Who Raised Jesus from the Dead?

Who Raised Jesus from the Dead?

Among the central doctrines of Christian faith, nothing rivals the resurrection of Jesus Christ in both historical gravity and theological depth. It is the cornerstone of redemption, the divine vindication of the crucified Messiah, and the assurance of the believer’s future hope. The apostle Paul clearly tied the gospel’s essence to this event when he proclaimed, “that Christ died for our sins in accordance with the Scriptures, that he was buried, that he was raised on the third day in accordance with the Scriptures” (1 Corinthians 15:3-4). To understand who raised Jesus from the dead, one must consider the divine unity and distinct personal actions within the Trinity, the scriptural testimony regarding the Spirit’s power in resurrection, and the broader spiritual and historical participation in this act of new creation. This inquiry is not speculative theology but a direct engagement with the biblical record, which attributes the resurrection simultaneously to the Father, to the Son himself, and to the Holy Spirit.

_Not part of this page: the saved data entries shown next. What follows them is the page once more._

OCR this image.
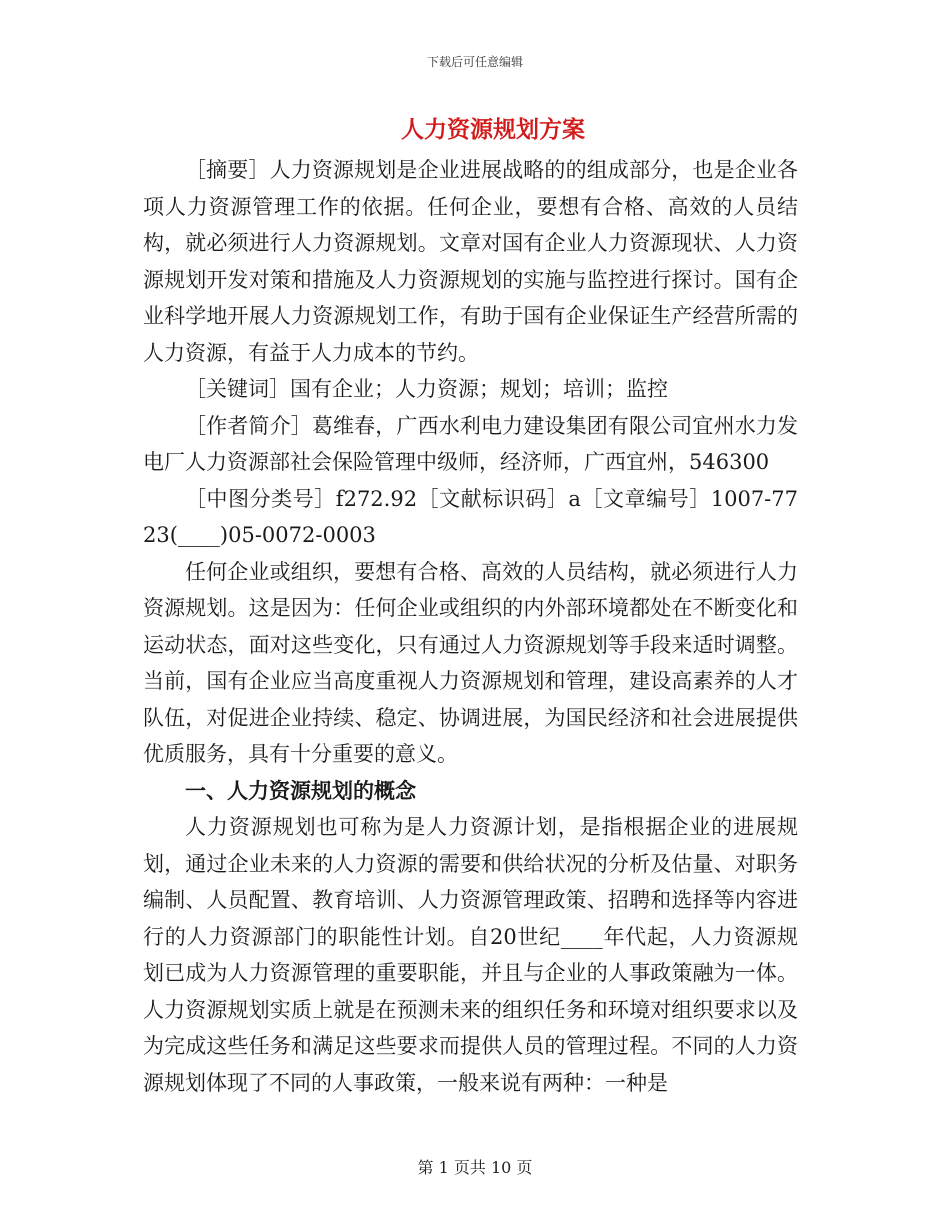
下载后可任意编辑
人力资源规划方案

［摘要］人力资源规划是企业进展战略的的组成部分，也是企业各项人力资源管理工作的依据。任何企业，要想有合格、高效的人员结构，就必须进行人力资源规划。文章对国有企业人力资源现状、人力资源规划开发对策和措施及人力资源规划的实施与监控进行探讨。国有企业科学地开展人力资源规划工作，有助于国有企业保证生产经营所需的人力资源，有益于人力成本的节约。

［关键词］国有企业；人力资源；规划；培训；监控

［作者简介］葛维春，广西水利电力建设集团有限公司宜州水力发电厂人力资源部社会保险管理中级师，经济师，广西宜州，546300

［中图分类号］f272.92［文献标识码］a［文章编号］1007-7723(____)05-0072-0003

任何企业或组织，要想有合格、高效的人员结构，就必须进行人力资源规划。这是因为：任何企业或组织的内外部环境都处在不断变化和运动状态，面对这些变化，只有通过人力资源规划等手段来适时调整。当前，国有企业应当高度重视人力资源规划和管理，建设高素养的人才队伍，对促进企业持续、稳定、协调进展，为国民经济和社会进展提供优质服务，具有十分重要的意义。

一、人力资源规划的概念

人力资源规划也可称为是人力资源计划，是指根据企业的进展规划，通过企业未来的人力资源的需要和供给状况的分析及估量、对职务编制、人员配置、教育培训、人力资源管理政策、招聘和选择等内容进行的人力资源部门的职能性计划。自20世纪____年代起，人力资源规划已成为人力资源管理的重要职能，并且与企业的人事政策融为一体。人力资源规划实质上就是在预测未来的组织任务和环境对组织要求以及为完成这些任务和满足这些要求而提供人员的管理过程。不同的人力资源规划体现了不同的人事政策，一般来说有两种：一种是

第 1 页共 10 页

The Father’s Role in the Resurrection

Throughout the New Testament, one of the most frequent affirmations is that “God raised Jesus from the dead.” This formula occurs repeatedly in apostolic preaching, particularly in the book of Acts. Peter, proclaiming at Pentecost, declared, “This Jesus, delivered up according to the definite plan and foreknowledge of God, you crucified and killed by the hands of lawless men. But God raised him up, loosing the pangs of death, because it was not possible for him to be held by it” (Acts 2:23-24). The subject “God” here refers primarily to God the Father, consistent with how early Christians used the term in distinction to the Son (see, Acts 3:13-15; Romans 10:9).

This attribution is rooted in the covenantal relationship between the Father and the Son. Jesus’ obedience unto death accomplished atonement, while the resurrection signifies the Father’s approval–his public declaration that Jesus’ sacrifice fully satisfied divine justice. As Paul writes, “He was delivered up for our trespasses and raised for our justification” (Romans 4:25). The Father’s act of raising Jesus is both vindication and enthronement, ensuring that the Son’s humiliation is transfigured into exaltation.

The Old Testament foreshadowed this paternal action. Psalm 16:10 declares, “For you will not abandon my soul to Sheol, or let your holy one see corruption.” Peter and Paul both cite this text as prophetic of the resurrection (Acts 2:31; 13:34-37). Similarly, Isaiah 53:10-12 portrays the suffering servant who, after death, “shall see his offspring; he shall prolong his days.” The Father’s raising of Jesus thus fulfills the messianic trajectory from suffering to glory, promised long before the incarnation.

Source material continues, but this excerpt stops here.